There are at least two places where you’re not supposed to run: pools and museums. Let’s just say lifeguards hated me when I was a kid.

I haven’t reached the room yet, but I can picture Michelle as clearly as the painting: She’s standing in front of Jackson Pollock’s Autumn Rhythm, trying to block out the world around her and the anger that’s grabbed her like a rip current. She’s staring so intently… so desperately.

She’s drowning.

I weave in and out of the throngs of people as they drift from one exhibit to the next. Finally I get to the room where the massive painting hangs. My eyes scan the crowd, and there she is.

Only she’s not.

I look around again. I can see Michelle from head to toe, from her braids down to her pink Reeboks with the scuff marks. It’s crystal clear in my mind. But nowhere else. She’s not here.

I suddenly realize how crazy I am. What were you thinking, Halston? Why would you think she’d be here, that this is where she’d run away to?

And then I hear it.

“I knew you’d come,” she says.

I spin around and see Michelle standing there, her eyes still red from crying.
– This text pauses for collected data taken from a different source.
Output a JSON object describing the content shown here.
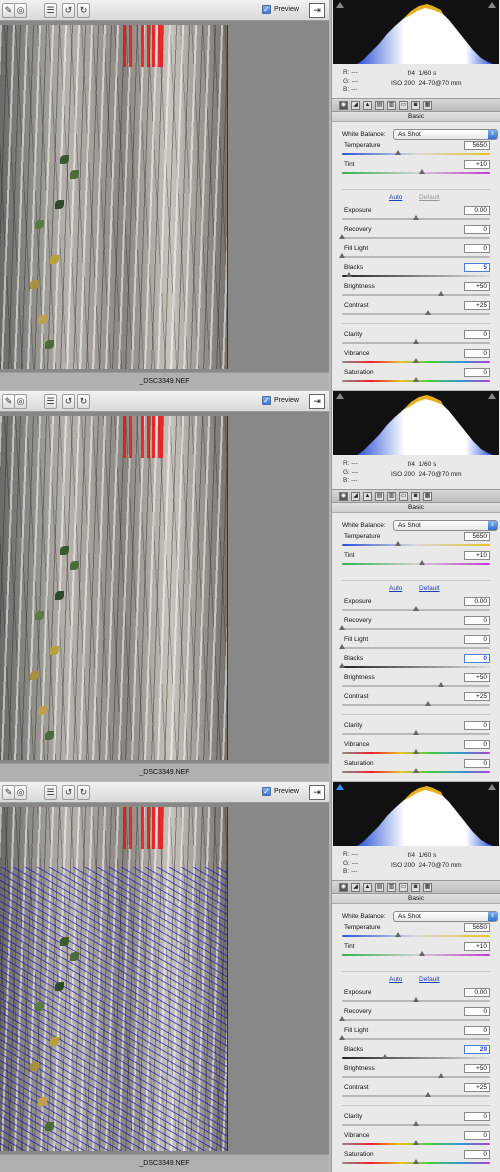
{
  "toolbar": {
    "preview_label": "Preview",
    "preview_checked": true
  },
  "filename": "_DSC3349.NEF",
  "meta": {
    "r": "R:  ---",
    "g": "G:  ---",
    "b": "B:  ---",
    "aperture": "f/4",
    "shutter": "1/60 s",
    "iso": "ISO 200",
    "lens": "24-70@70 mm"
  },
  "basic": {
    "section_title": "Basic",
    "wb_label": "White Balance:",
    "wb_value": "As Shot",
    "auto_label": "Auto",
    "default_label": "Default"
  },
  "panels": [
    {
      "clip_highlight_warning": false,
      "clip_shadow_warning": false,
      "default_enabled": false,
      "sliders": [
        {
          "label": "Temperature",
          "value": "5650",
          "level": 0.38
        },
        {
          "label": "Tint",
          "value": "+10",
          "level": 0.54
        },
        {
          "label": "Exposure",
          "value": "0.00",
          "level": 0.5
        },
        {
          "label": "Recovery",
          "value": "0",
          "level": 0.0
        },
        {
          "label": "Fill Light",
          "value": "0",
          "level": 0.0
        },
        {
          "label": "Blacks",
          "value": "5",
          "level": 0.05,
          "highlight": true
        },
        {
          "label": "Brightness",
          "value": "+50",
          "level": 0.67
        },
        {
          "label": "Contrast",
          "value": "+25",
          "level": 0.58
        },
        {
          "label": "Clarity",
          "value": "0",
          "level": 0.5
        },
        {
          "label": "Vibrance",
          "value": "0",
          "level": 0.5
        },
        {
          "label": "Saturation",
          "value": "0",
          "level": 0.5
        }
      ]
    },
    {
      "clip_highlight_warning": false,
      "clip_shadow_warning": false,
      "default_enabled": true,
      "sliders": [
        {
          "label": "Temperature",
          "value": "5650",
          "level": 0.38
        },
        {
          "label": "Tint",
          "value": "+10",
          "level": 0.54
        },
        {
          "label": "Exposure",
          "value": "0.00",
          "level": 0.5
        },
        {
          "label": "Recovery",
          "value": "0",
          "level": 0.0
        },
        {
          "label": "Fill Light",
          "value": "0",
          "level": 0.0
        },
        {
          "label": "Blacks",
          "value": "0",
          "level": 0.0,
          "highlight": true
        },
        {
          "label": "Brightness",
          "value": "+50",
          "level": 0.67
        },
        {
          "label": "Contrast",
          "value": "+25",
          "level": 0.58
        },
        {
          "label": "Clarity",
          "value": "0",
          "level": 0.5
        },
        {
          "label": "Vibrance",
          "value": "0",
          "level": 0.5
        },
        {
          "label": "Saturation",
          "value": "0",
          "level": 0.5
        }
      ]
    },
    {
      "clip_highlight_warning": false,
      "clip_shadow_warning": true,
      "default_enabled": true,
      "sliders": [
        {
          "label": "Temperature",
          "value": "5650",
          "level": 0.38
        },
        {
          "label": "Tint",
          "value": "+10",
          "level": 0.54
        },
        {
          "label": "Exposure",
          "value": "0.00",
          "level": 0.5
        },
        {
          "label": "Recovery",
          "value": "0",
          "level": 0.0
        },
        {
          "label": "Fill Light",
          "value": "0",
          "level": 0.0
        },
        {
          "label": "Blacks",
          "value": "29",
          "level": 0.29,
          "highlight": true
        },
        {
          "label": "Brightness",
          "value": "+50",
          "level": 0.67
        },
        {
          "label": "Contrast",
          "value": "+25",
          "level": 0.58
        },
        {
          "label": "Clarity",
          "value": "0",
          "level": 0.5
        },
        {
          "label": "Vibrance",
          "value": "0",
          "level": 0.5
        },
        {
          "label": "Saturation",
          "value": "0",
          "level": 0.5
        }
      ]
    }
  ]
}
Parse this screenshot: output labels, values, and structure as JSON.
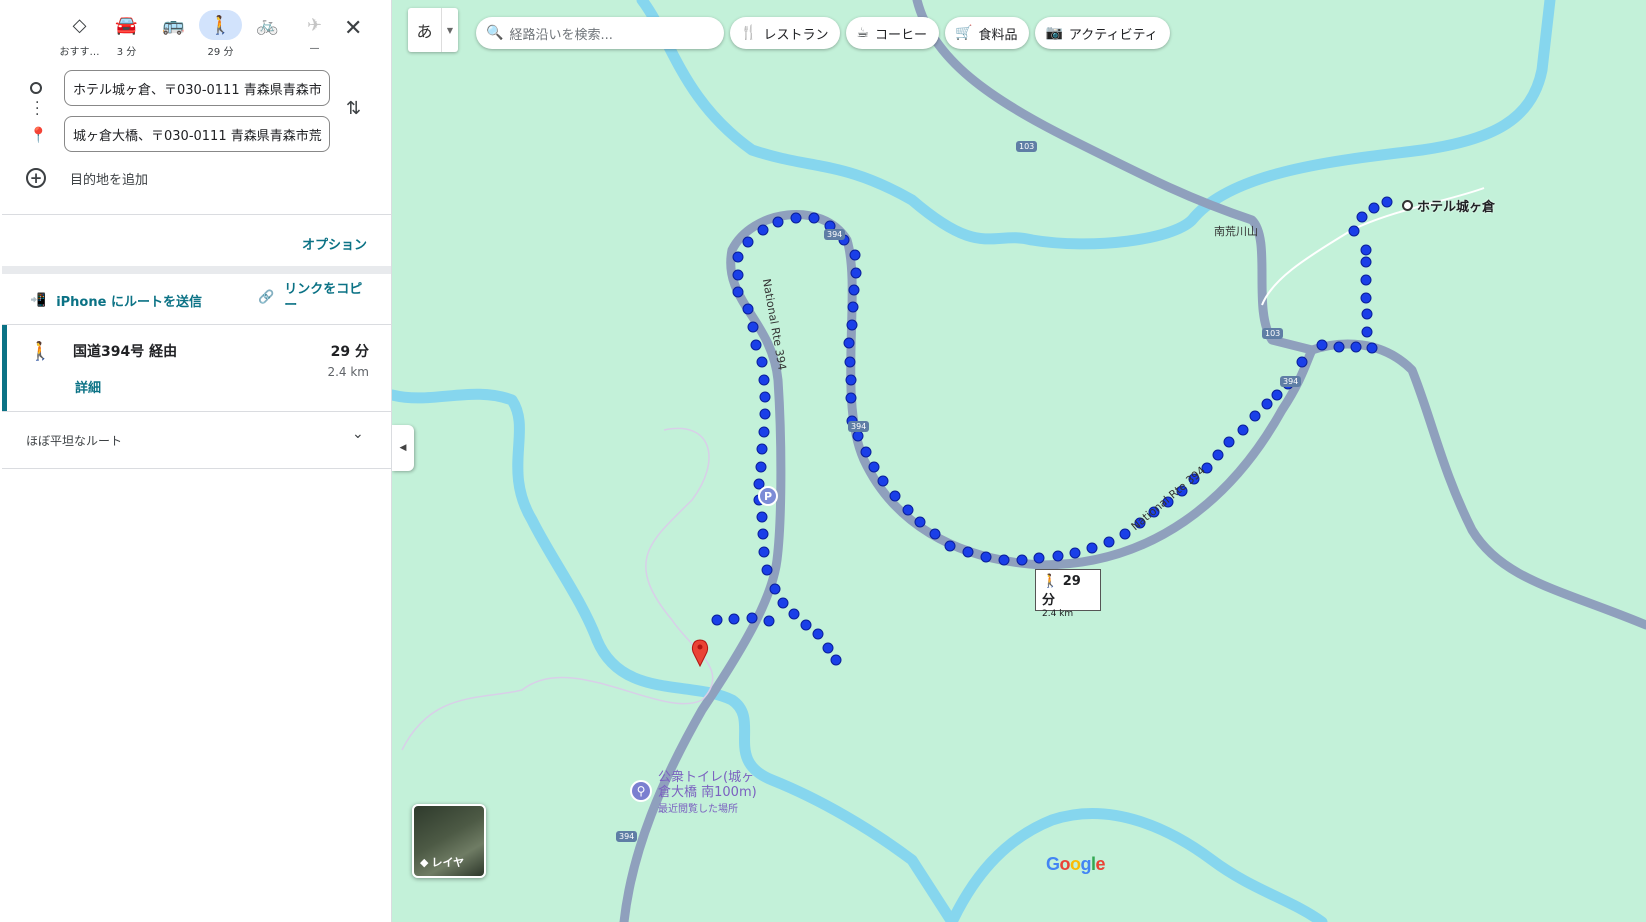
{
  "panel": {
    "modes": [
      {
        "name": "best",
        "icon": "diamond-route-icon",
        "glyph": "◇",
        "label": "おすす…"
      },
      {
        "name": "drive",
        "icon": "car-icon",
        "glyph": "🚘",
        "label": "3 分"
      },
      {
        "name": "transit",
        "icon": "bus-icon",
        "glyph": "🚌",
        "label": ""
      },
      {
        "name": "walk",
        "icon": "walking-icon",
        "glyph": "🚶",
        "label": "29 分"
      },
      {
        "name": "bike",
        "icon": "bicycle-icon",
        "glyph": "🚲",
        "label": ""
      },
      {
        "name": "flight",
        "icon": "airplane-icon",
        "glyph": "✈",
        "label": "—"
      }
    ],
    "origin_value": "ホテル城ヶ倉、〒030-0111 青森県青森市",
    "destination_value": "城ヶ倉大橋、〒030-0111 青森県青森市荒",
    "add_destination": "目的地を追加",
    "options": "オプション",
    "send_to_phone": "iPhone にルートを送信",
    "copy_link": "リンクをコピー",
    "route": {
      "via": "国道394号 経由",
      "details": "詳細",
      "duration": "29 分",
      "distance": "2.4 km"
    },
    "terrain_note": "ほぼ平坦なルート"
  },
  "map": {
    "ime_char": "あ",
    "search_placeholder": "経路沿いを検索...",
    "chips": [
      "レストラン",
      "コーヒー",
      "食料品",
      "アクティビティ"
    ],
    "time_label": {
      "duration": "29 分",
      "distance": "2.4 km"
    },
    "origin_label": "ホテル城ヶ倉",
    "place_minamiarakawa": "南荒川山",
    "road_labels": {
      "r394": "394",
      "r103": "103",
      "rte": "National Rte 394"
    },
    "poi": {
      "name": "公衆トイレ(城ヶ倉大橋 南100m)",
      "sub": "最近閲覧した場所"
    },
    "layers": "レイヤ",
    "brand": "Google",
    "colors": {
      "route_dot": "#1a3fe8",
      "river": "#7dd3ee",
      "terrain": "#c3f1d9",
      "road": "#8fa0bd",
      "accent": "#0b7285",
      "dest_pin": "#ea4335"
    }
  }
}
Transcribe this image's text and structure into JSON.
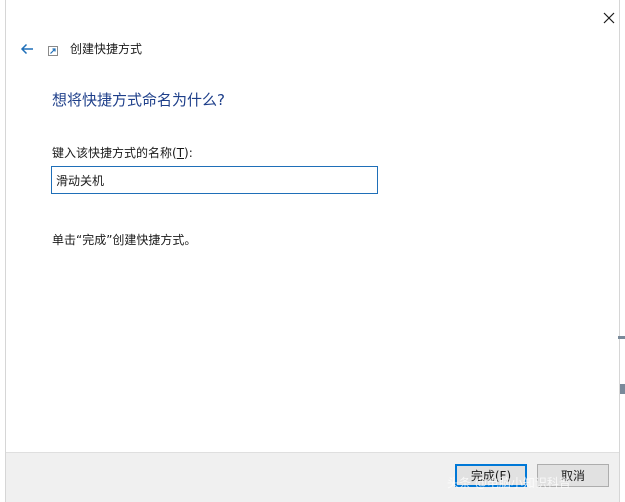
{
  "window": {
    "title": "创建快捷方式"
  },
  "icons": {
    "back": "back-arrow-icon",
    "close": "close-icon",
    "wizard": "shortcut-icon"
  },
  "colors": {
    "heading": "#1e3f8a",
    "back_arrow": "#1f6fb8",
    "input_border": "#1f6fb8",
    "primary_button_border": "#0078d7"
  },
  "page": {
    "heading": "想将快捷方式命名为什么?",
    "field_label_prefix": "键入该快捷方式的名称(",
    "field_label_accesskey": "T",
    "field_label_suffix": "):",
    "field_value": "滑动关机",
    "hint": "单击“完成”创建快捷方式。"
  },
  "footer": {
    "finish_label": "完成(F)",
    "cancel_label": "取消"
  },
  "watermark": "头条 @电脑小知识科普"
}
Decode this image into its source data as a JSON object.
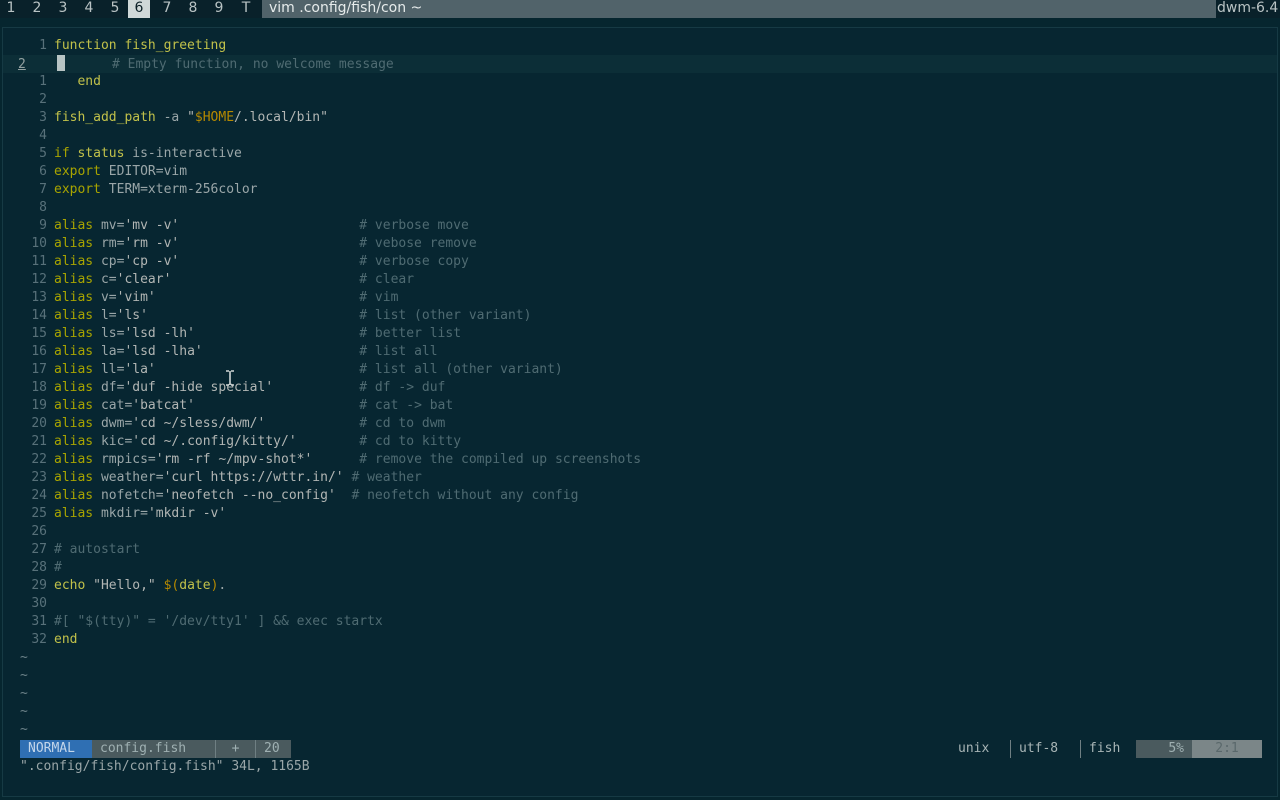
{
  "topbar": {
    "tags": [
      "1",
      "2",
      "3",
      "4",
      "5",
      "6",
      "7",
      "8",
      "9",
      "T"
    ],
    "active_tag_index": 5,
    "window_title": "vim .config/fish/con ~",
    "status_text": "dwm-6.4"
  },
  "editor": {
    "lines": [
      {
        "n": "1",
        "code": [
          [
            "f",
            "function fish_greeting"
          ]
        ]
      },
      {
        "n": "2",
        "cursorline": true,
        "code": [
          [
            "c",
            "      # Empty function, no welcome message"
          ]
        ]
      },
      {
        "n": "1",
        "code": [
          [
            "f",
            "   end"
          ]
        ]
      },
      {
        "n": "2",
        "code": []
      },
      {
        "n": "3",
        "code": [
          [
            "f",
            "fish_add_path"
          ],
          [
            "p",
            " -a "
          ],
          [
            "s",
            "\""
          ],
          [
            "v",
            "$HOME"
          ],
          [
            "s",
            "/.local/bin\""
          ]
        ]
      },
      {
        "n": "4",
        "code": []
      },
      {
        "n": "5",
        "code": [
          [
            "k",
            "if"
          ],
          [
            "p",
            " "
          ],
          [
            "f",
            "status"
          ],
          [
            "p",
            " is-interactive"
          ]
        ]
      },
      {
        "n": "6",
        "code": [
          [
            "k",
            "export"
          ],
          [
            "p",
            " EDITOR=vim"
          ]
        ]
      },
      {
        "n": "7",
        "code": [
          [
            "k",
            "export"
          ],
          [
            "p",
            " TERM=xterm-256color"
          ]
        ]
      },
      {
        "n": "8",
        "code": []
      },
      {
        "n": "9",
        "code": [
          [
            "k",
            "alias"
          ],
          [
            "p",
            " mv="
          ],
          [
            "s",
            "'mv -v'"
          ],
          [
            "p",
            "                       "
          ],
          [
            "c",
            "# verbose move"
          ]
        ]
      },
      {
        "n": "10",
        "code": [
          [
            "k",
            "alias"
          ],
          [
            "p",
            " rm="
          ],
          [
            "s",
            "'rm -v'"
          ],
          [
            "p",
            "                       "
          ],
          [
            "c",
            "# vebose remove"
          ]
        ]
      },
      {
        "n": "11",
        "code": [
          [
            "k",
            "alias"
          ],
          [
            "p",
            " cp="
          ],
          [
            "s",
            "'cp -v'"
          ],
          [
            "p",
            "                       "
          ],
          [
            "c",
            "# verbose copy"
          ]
        ]
      },
      {
        "n": "12",
        "code": [
          [
            "k",
            "alias"
          ],
          [
            "p",
            " c="
          ],
          [
            "s",
            "'clear'"
          ],
          [
            "p",
            "                        "
          ],
          [
            "c",
            "# clear"
          ]
        ]
      },
      {
        "n": "13",
        "code": [
          [
            "k",
            "alias"
          ],
          [
            "p",
            " v="
          ],
          [
            "s",
            "'vim'"
          ],
          [
            "p",
            "                          "
          ],
          [
            "c",
            "# vim"
          ]
        ]
      },
      {
        "n": "14",
        "code": [
          [
            "k",
            "alias"
          ],
          [
            "p",
            " l="
          ],
          [
            "s",
            "'ls'"
          ],
          [
            "p",
            "                           "
          ],
          [
            "c",
            "# list (other variant)"
          ]
        ]
      },
      {
        "n": "15",
        "code": [
          [
            "k",
            "alias"
          ],
          [
            "p",
            " ls="
          ],
          [
            "s",
            "'lsd -lh'"
          ],
          [
            "p",
            "                     "
          ],
          [
            "c",
            "# better list"
          ]
        ]
      },
      {
        "n": "16",
        "code": [
          [
            "k",
            "alias"
          ],
          [
            "p",
            " la="
          ],
          [
            "s",
            "'lsd -lha'"
          ],
          [
            "p",
            "                    "
          ],
          [
            "c",
            "# list all"
          ]
        ]
      },
      {
        "n": "17",
        "code": [
          [
            "k",
            "alias"
          ],
          [
            "p",
            " ll="
          ],
          [
            "s",
            "'la'"
          ],
          [
            "p",
            "                          "
          ],
          [
            "c",
            "# list all (other variant)"
          ]
        ]
      },
      {
        "n": "18",
        "code": [
          [
            "k",
            "alias"
          ],
          [
            "p",
            " df="
          ],
          [
            "s",
            "'duf -hide special'"
          ],
          [
            "p",
            "           "
          ],
          [
            "c",
            "# df -> duf"
          ]
        ]
      },
      {
        "n": "19",
        "code": [
          [
            "k",
            "alias"
          ],
          [
            "p",
            " cat="
          ],
          [
            "s",
            "'batcat'"
          ],
          [
            "p",
            "                     "
          ],
          [
            "c",
            "# cat -> bat"
          ]
        ]
      },
      {
        "n": "20",
        "code": [
          [
            "k",
            "alias"
          ],
          [
            "p",
            " dwm="
          ],
          [
            "s",
            "'cd ~/sless/dwm/'"
          ],
          [
            "p",
            "            "
          ],
          [
            "c",
            "# cd to dwm"
          ]
        ]
      },
      {
        "n": "21",
        "code": [
          [
            "k",
            "alias"
          ],
          [
            "p",
            " kic="
          ],
          [
            "s",
            "'cd ~/.config/kitty/'"
          ],
          [
            "p",
            "        "
          ],
          [
            "c",
            "# cd to kitty"
          ]
        ]
      },
      {
        "n": "22",
        "code": [
          [
            "k",
            "alias"
          ],
          [
            "p",
            " rmpics="
          ],
          [
            "s",
            "'rm -rf ~/mpv-shot*'"
          ],
          [
            "p",
            "      "
          ],
          [
            "c",
            "# remove the compiled up screenshots"
          ]
        ]
      },
      {
        "n": "23",
        "code": [
          [
            "k",
            "alias"
          ],
          [
            "p",
            " weather="
          ],
          [
            "s",
            "'curl https://wttr.in/'"
          ],
          [
            "p",
            " "
          ],
          [
            "c",
            "# weather"
          ]
        ]
      },
      {
        "n": "24",
        "code": [
          [
            "k",
            "alias"
          ],
          [
            "p",
            " nofetch="
          ],
          [
            "s",
            "'neofetch --no_config'"
          ],
          [
            "p",
            "  "
          ],
          [
            "c",
            "# neofetch without any config"
          ]
        ]
      },
      {
        "n": "25",
        "code": [
          [
            "k",
            "alias"
          ],
          [
            "p",
            " mkdir="
          ],
          [
            "s",
            "'mkdir -v'"
          ]
        ]
      },
      {
        "n": "26",
        "code": []
      },
      {
        "n": "27",
        "code": [
          [
            "c",
            "# autostart"
          ]
        ]
      },
      {
        "n": "28",
        "code": [
          [
            "c",
            "#"
          ]
        ]
      },
      {
        "n": "29",
        "code": [
          [
            "f",
            "echo"
          ],
          [
            "p",
            " "
          ],
          [
            "s",
            "\"Hello,\""
          ],
          [
            "p",
            " "
          ],
          [
            "v",
            "$("
          ],
          [
            "f",
            "date"
          ],
          [
            "v",
            ")"
          ],
          [
            "p",
            "."
          ]
        ]
      },
      {
        "n": "30",
        "code": []
      },
      {
        "n": "31",
        "code": [
          [
            "c",
            "#[ \"$(tty)\" = '/dev/tty1' ] && exec startx"
          ]
        ]
      },
      {
        "n": "32",
        "code": [
          [
            "f",
            "end"
          ]
        ]
      }
    ],
    "tildes": [
      "~",
      "~",
      "~",
      "~",
      "~"
    ]
  },
  "statusline": {
    "mode": "NORMAL",
    "file": "config.fish",
    "modified": "+",
    "num": "20",
    "fileformat": "unix",
    "encoding": "utf-8",
    "filetype": "fish",
    "percent": "5%",
    "position": "2:1"
  },
  "cmdline": "\".config/fish/config.fish\" 34L, 1165B"
}
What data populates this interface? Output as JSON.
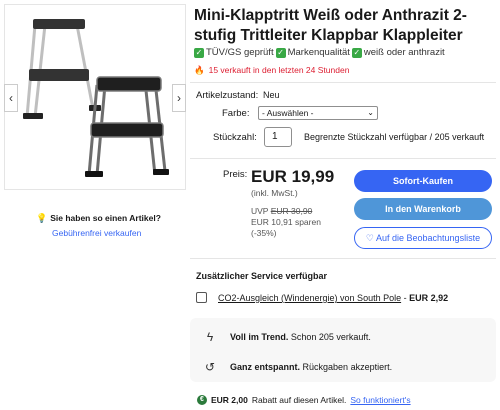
{
  "product": {
    "title": "Mini-Klapptritt Weiß oder Anthrazit 2-stufig Trittleiter Klappbar Klappleiter",
    "features": [
      "TÜV/GS geprüft",
      "Markenqualität",
      "weiß oder anthrazit"
    ],
    "trending": "15 verkauft in den letzten 24 Stunden"
  },
  "gallery": {
    "prev": "‹",
    "next": "›"
  },
  "seller_tip": {
    "question": "Sie haben so einen Artikel?",
    "link": "Gebührenfrei verkaufen"
  },
  "details": {
    "condition_label": "Artikelzustand:",
    "condition_value": "Neu",
    "color_label": "Farbe:",
    "color_value": "- Auswählen -",
    "qty_label": "Stückzahl:",
    "qty_value": "1",
    "qty_note": "Begrenzte Stückzahl verfügbar / 205 verkauft"
  },
  "price": {
    "label": "Preis:",
    "value": "EUR 19,99",
    "incl": "(inkl. MwSt.)",
    "uvp_label": "UVP",
    "uvp_value": "EUR 30,90",
    "save": "EUR 10,91 sparen",
    "percent": "(-35%)"
  },
  "buttons": {
    "buy": "Sofort-Kaufen",
    "cart": "In den Warenkorb",
    "watch": "Auf die Beobachtungsliste"
  },
  "extra": {
    "title": "Zusätzlicher Service verfügbar",
    "co2_link": "CO2-Ausgleich (Windenergie) von South Pole",
    "co2_sep": " - ",
    "co2_price": "EUR 2,92"
  },
  "info": {
    "trend_bold": "Voll im Trend.",
    "trend_text": "Schon 205 verkauft.",
    "return_bold": "Ganz entspannt.",
    "return_text": "Rückgaben akzeptiert."
  },
  "promo": {
    "amount": "EUR 2,00",
    "text": "Rabatt auf diesen Artikel.",
    "link": "So funktioniert's"
  },
  "colors": {
    "accent": "#3665f3",
    "cart": "#4f96d8",
    "trending": "#dd1e31",
    "check": "#39a845"
  }
}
I hold her tight. If I hugged her any harder, she’d pass out.

“A lot of people are very worried about you,” I say.

“I’m in trouble, aren’t I?”

“No, everything’s fine. As long as you’re safe, that’s all that matters.”

“What about the museum people?” she asks.

“What do you mean?”

“I lied to get in here because I didn’t have any money. I told the person taking tickets that I got separated from my cousins and I thought they’d gone outside.”

It’s not lost on me that she chose to say her cousins instead of her parents, but all I do is smile and hug her again.

“That’s more than okay, sweetheart. We’ll just keep that between you and me,” I say.

I turn back to the Pollock painting, all those squiggly lines and drips of paint, the splatters and the splotches.

“So did it help at all? Looking at it again?”

She bobs her head. “A little. I mean, it did make me stop crying.”

“That’s good.”

“It’s true, though, what Janet said, isn’t it? About my mother being away a lot longer?”

We’re surrounded by people, and all the benches in the room are taken. “Let’s talk about that,” I say. “I’ll answer each and every one of your questions, and I promise to tell you the truth. But first it’s me that gets to ask a question, okay?”

“Okay.”

I whisper in her ear, “Hot dog or pretzel?”

She cracks a smile, and it’s like the sun peeking through a cloud. “Hot dog,” she says.

“Me too,” I say. “I’m starving. There’s a guy out front selling them. I saw his cart on the way in.”

As we head out of the museum, I know I’ve got my work cut out for me. Words can fix only so much of a young girl’s broken spirit. But right now, words are all I have.

“Hey, remember when I told you that you shouldn’t call that Janet girl Janet from Another Planet?”

“Yeah, I remember,” says Michelle.

“Well, from now on you can call her that anytime you want.”